Wednesday, September 24th, 2008

There was a new guy in our painting class last night doing these abstract, big bang sort of paintings. He is also a fly fisherman so he and our painting teacher, Fred Lipp, spent a good deal of time talking abut locations and lures. I was thinking they ought to come over and catch a few of the flys in our house. We had the doors open round here while we gave them two coats of fresh paint and collected a few. I had one wake me up by insisting on landing on my nose.

Fred was relentless last night as well he should be. “What is this?”, he exclaims as he reaches for his grey paper to cover the offending “neck” in my case. “It looks like a tree stump”. My father, who is set up right next to me, gets as merciless an assault.

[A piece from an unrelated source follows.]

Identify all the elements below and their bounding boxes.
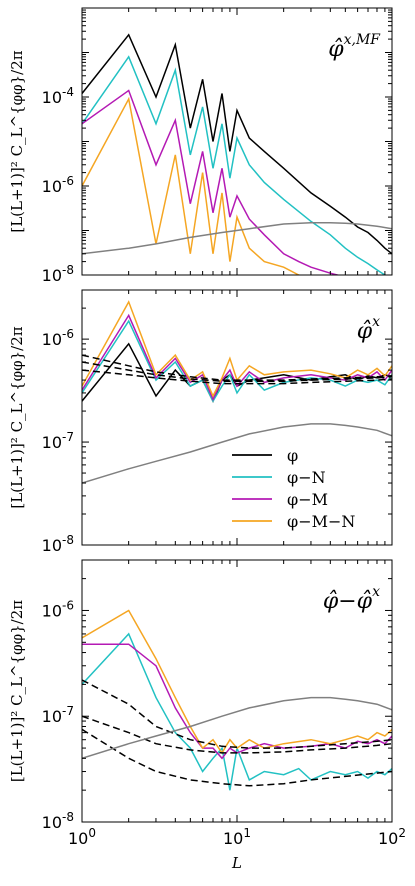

In his case Fred covered half the painting and told him, “There’s your painting”. He was left with a beautiful Maine lighthouse. My father said, “Hey. I pay for this class”. You get what you pay for and we have it no other way.

Fred has a beautiful watercolor on display in the faculty show at the workshop right now. It’s called “Moving On Out…” Why wasn’t he chosen for the upstate biennial that’s currently on display in the MAG? There is no good answer.

We finished a new sheet music cover today for Tony Stortini. This piece is called “Deep Feelings”. Jack Handy comes imediately to mind. How many design firms are still doing sheet music covers these days? Tony is on a creative roll. We already did art for “Hearts of Gold” which he wrote for his daughter and “Tippy Tap Joe” which was dedicatedf to his brother, Nunzio. Peggi stuck Nunzio’s head on tap dancer that she found online.